By the same token, it’s not practical for me to put everything in my life on hold to make my boys’ bedroom look as neat as a pin. Yet, I can spend a quarter of an hour tidying things as I supervise homework. A peek inside after I’m through will reveal lots of clutter and miscellaneous collections in random locations. By regular standards the room is not even neat. But it is 15 minutes neater.
It is rather impractical for me to cook fully balanced meals from scratch each day. But by cooking once and serving twice I can eliminate some of the formerly ubiquitous fish sticks and frozen pizza from the menu. True, Wednesday night’s dinner is identical to Monday evening’s meal, Thursday is a repeat of Tuesday and Sunday’s supper looks a lot like the Shabbos seudos. Yet, the simple reheat keeps everyone well nourished while freeing up time for other formerly neglected tasks.
It is a slow process. Eventually, though, all the extra points for the longer words I create add up. Slowly cleaner plus cleaner almost equals clean. Neater followed by neater helps bridge the gap to neat. (For those questioning the mathematical reality of this, think of adding fractions to equal a whole.)
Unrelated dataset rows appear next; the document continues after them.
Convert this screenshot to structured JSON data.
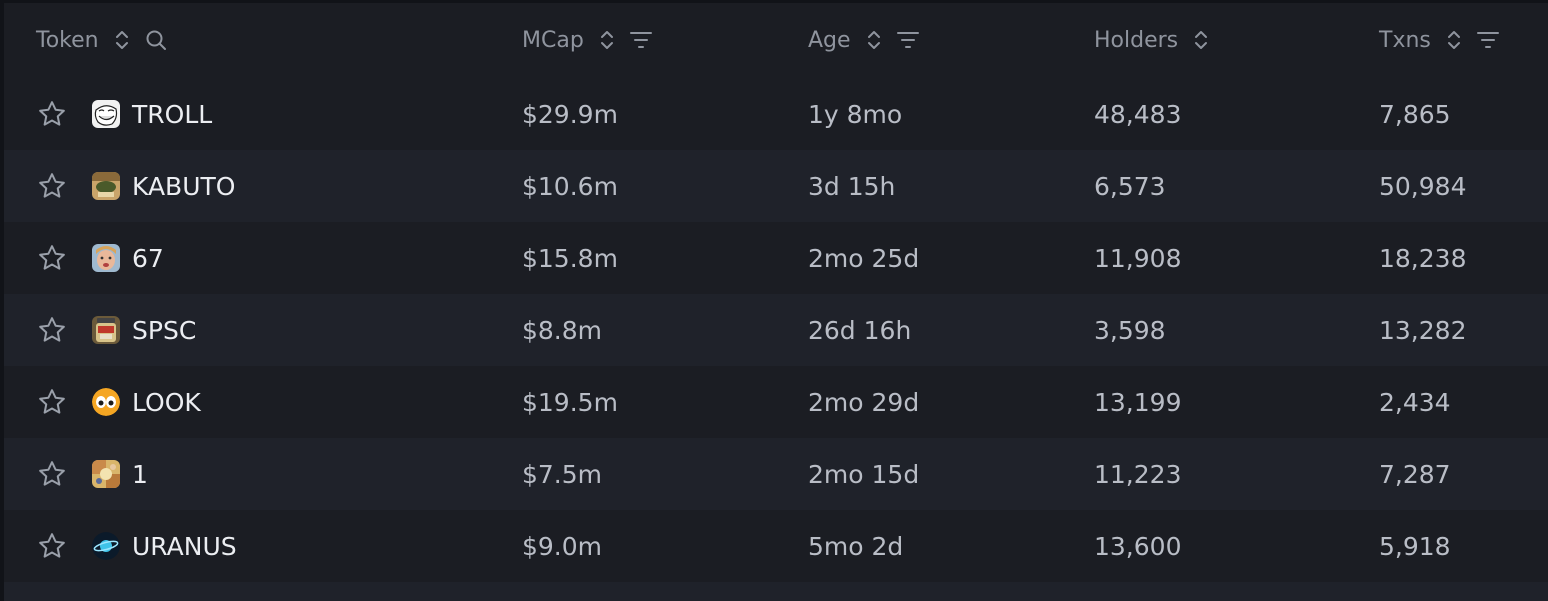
{
  "header": {
    "columns": [
      {
        "label": "Token",
        "sortable": true,
        "search": true,
        "filter": false
      },
      {
        "label": "MCap",
        "sortable": true,
        "search": false,
        "filter": true
      },
      {
        "label": "Age",
        "sortable": true,
        "search": false,
        "filter": true
      },
      {
        "label": "Holders",
        "sortable": true,
        "search": false,
        "filter": false
      },
      {
        "label": "Txns",
        "sortable": true,
        "search": false,
        "filter": true
      }
    ]
  },
  "rows": [
    {
      "symbol": "TROLL",
      "icon": "troll-face-icon",
      "mcap": "$29.9m",
      "age": "1y 8mo",
      "holders": "48,483",
      "txns": "7,865"
    },
    {
      "symbol": "KABUTO",
      "icon": "kabuto-icon",
      "mcap": "$10.6m",
      "age": "3d 15h",
      "holders": "6,573",
      "txns": "50,984"
    },
    {
      "symbol": "67",
      "icon": "face-photo-icon",
      "mcap": "$15.8m",
      "age": "2mo 25d",
      "holders": "11,908",
      "txns": "18,238"
    },
    {
      "symbol": "SPSC",
      "icon": "jar-label-icon",
      "mcap": "$8.8m",
      "age": "26d 16h",
      "holders": "3,598",
      "txns": "13,282"
    },
    {
      "symbol": "LOOK",
      "icon": "eyes-icon",
      "mcap": "$19.5m",
      "age": "2mo 29d",
      "holders": "13,199",
      "txns": "2,434"
    },
    {
      "symbol": "1",
      "icon": "collage-icon",
      "mcap": "$7.5m",
      "age": "2mo 15d",
      "holders": "11,223",
      "txns": "7,287"
    },
    {
      "symbol": "URANUS",
      "icon": "planet-icon",
      "mcap": "$9.0m",
      "age": "5mo 2d",
      "holders": "13,600",
      "txns": "5,918"
    }
  ],
  "colors": {
    "background": "#1b1d23",
    "row_alt": "#1f222a",
    "header_text": "#8f949e",
    "cell_text": "#b9bdc6",
    "symbol_text": "#eceef2"
  }
}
My picture-perfect home is still a thing of my dreams. However, I now host Shabbos guests routinely and no longer fear an unexpected ring on the doorbell. By letting go of perfection, I have learned to keep all my balls in the air. No they do not form a perfect arc. Some balls are soaring high while others are just barely making it from one side to the other. Yet, my home is practically perfect — and that works perfectly for me.